I have developed two web services. The main service is a RESTful service (using DB), and another UI service that uses the RESTful service.
Say I want to test the UI for now (integration tests), every test will makes changes in the prod DB. More then that, if in the RESTful service, there are one-way functions for security reasons. I mean that functions that can not be revert (Say if mark item as ‘done’, I can’t edit or delete it anymore)?
This things are very logical, the most websites I know have the same situation. All these websites are not testable?
1
First of all, you shouldn’t be testing against your production database. If you ever need to rerun your tests after the application has gone live (and you will need to do that), you run a serious risk of losing or corrupting data that is vital to the business.
So, instead of testing against the production database, you test against a test database (which should structurally be a copy of the production one). Then you can also add facilities to your test harness to reset that test database to a known state just before or after running a particular test.
This way, you can test the correct (inter-)operation of the two web services.
If the correct operation of the RESTful service can be presumed, you can also opt for a fake/mock of the RESTful service, which gives all the expected responses for the particular test, but doesn’t actually persist anything.
2
Since you have to do unit testing for the REST API, I would assume you are using mock objects for those, rather than interact directly with the database. This should give you a framework of proper “valid” responses from the API already – what I’m getting at is that when you test, you should know you’re in “test mode” (either through some global environment variable, separate testing environment or an extra parameter you set in the requests r somewhere else in your workflows). So if you are in test mode, your REST API should return mock objects to your client in the response, without affecting your database records in any way.
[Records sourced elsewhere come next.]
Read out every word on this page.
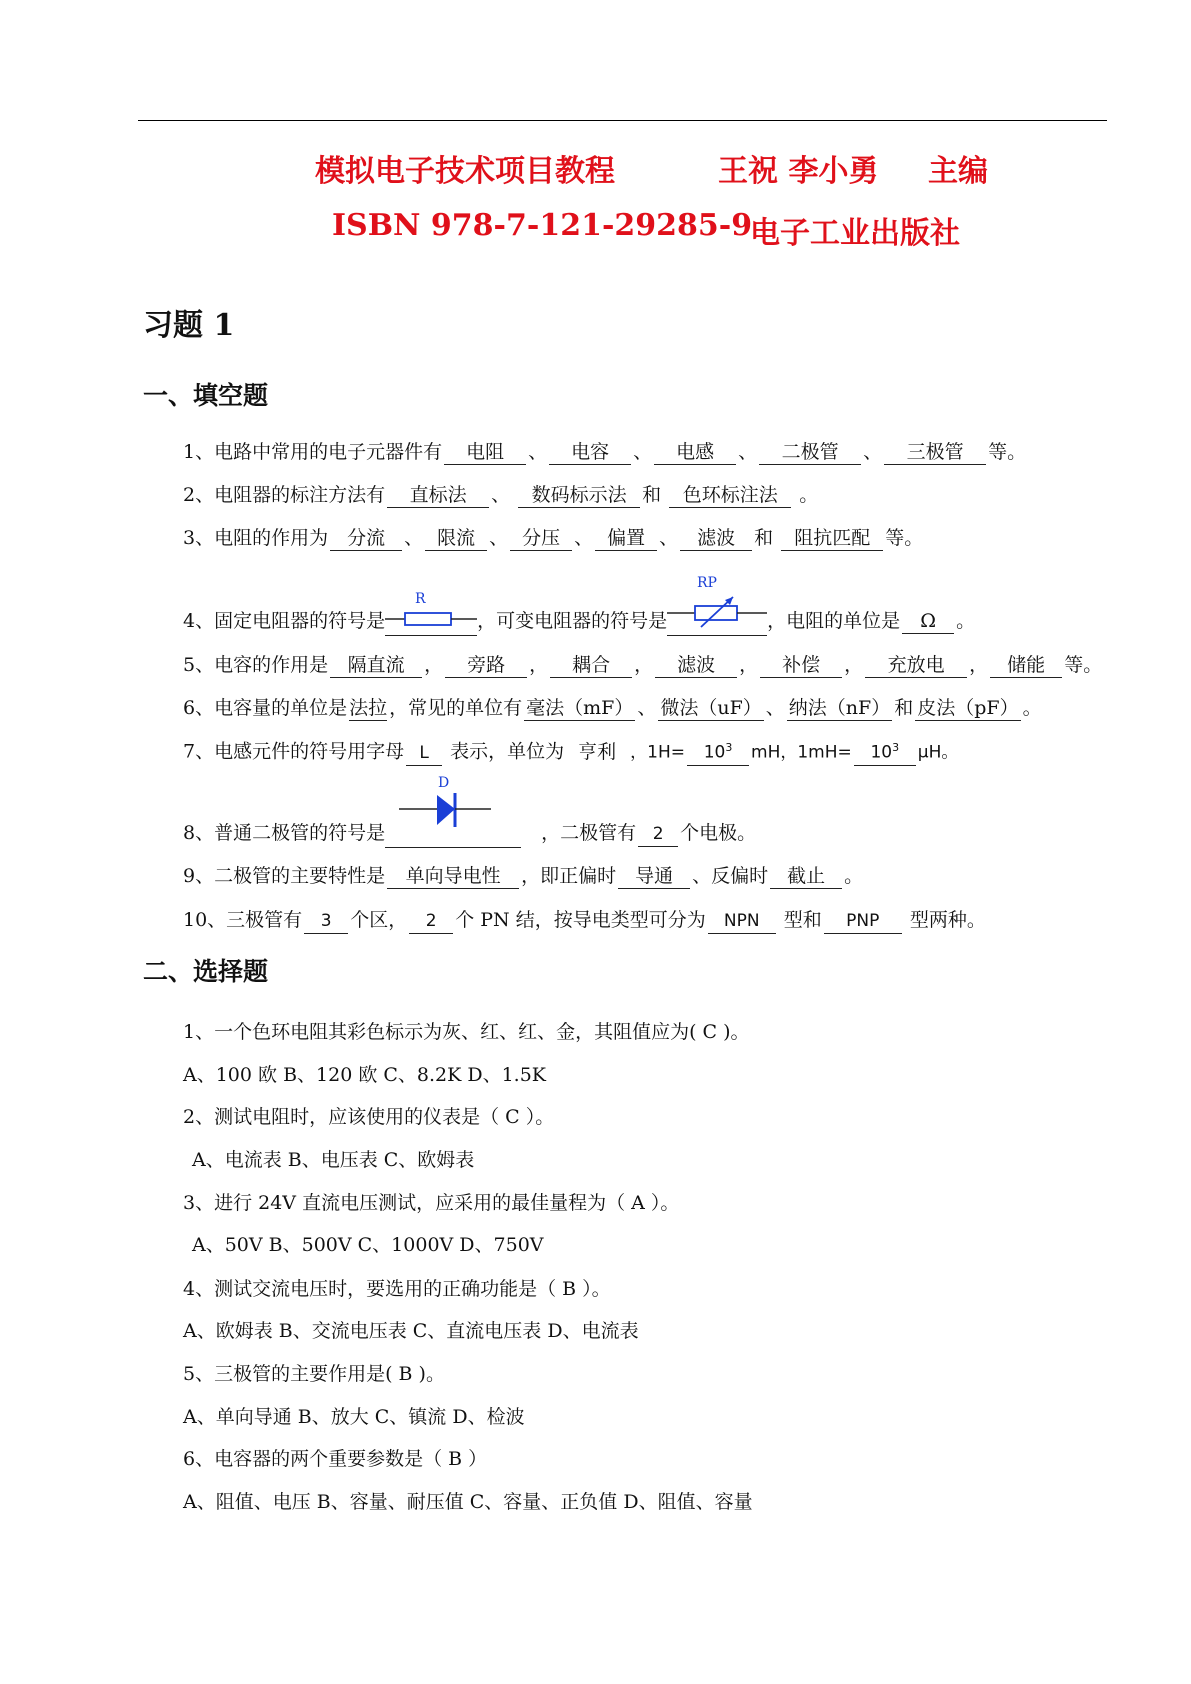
模拟电子技术项目教程	王祝 李小勇 主编
ISBN 978-7-121-29285-9
电子工业出版社
习题 1
一、填空题
1、电路中常用的电子元器件有 电阻 、 电容 、 电感 、 二极管 、 三极管 等。
2、电阻器的标注方法有 直标法 、 数码标示法 和 色环标注法 。
3、电阻的作用为 分流 、 限流 、 分压 、 偏置 、 滤波 和 阻抗匹配 等。
4、固定电阻器的符号是
R
，可变电阻器的符号是
RP
，电阻的单位是 Ω 。
5、电容的作用是 隔直流 ， 旁路 ， 耦合 ， 滤波 ， 补偿 ， 充放电 ， 储能 等。
6、电容量的单位是 法拉 ，常见的单位有 毫法（mF） 、 微法（uF） 、 纳法（nF） 和 皮法（pF） 。
7、电感元件的符号用字母 L 表示，单位为 亨利 ，$1H= 10^3$ mH，$1mH= 10^3$ μH。
8、普通二极管的符号是
D
，二极管有 2 个电极。
9、二极管的主要特性是 单向导电性 ，即正偏时 导通 、反偏时 截止 。
10、三极管有 3 个区， 2 个 PN 结，按导电类型可分为 NPN 型和 PNP 型两种。
二、选择题
1、一个色环电阻其彩色标示为灰、红、红、金，其阻值应为( C )。
A、100 欧 B、120 欧 C、8.2K D、1.5K
2、测试电阻时，应该使用的仪表是（ C ）。
A、电流表 B、电压表 C、欧姆表
3、进行 24V 直流电压测试，应采用的最佳量程为（ A ）。
A、50V B、500V C、1000V D、750V
4、测试交流电压时，要选用的正确功能是（ B ）。
A、欧姆表 B、交流电压表 C、直流电压表 D、电流表
5、三极管的主要作用是( B )。
A、单向导通 B、放大 C、镇流 D、检波
6、电容器的两个重要参数是（ B ）
A、阻值、电压 B、容量、耐压值 C、容量、正负值 D、阻值、容量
Since these are tests on the client side, your concern should be strictly to test the client interaction, because proper API behavior is tested by the REST server-side unit tests, so you should assume that the API itself behaves as it’s supposed to.
Given HATEOAS, you only need to change the base URL for your RESTful service to point the UI service to another implementation of it. So set up a staging version of your UI and test it against a staging version of the data service, making that one change.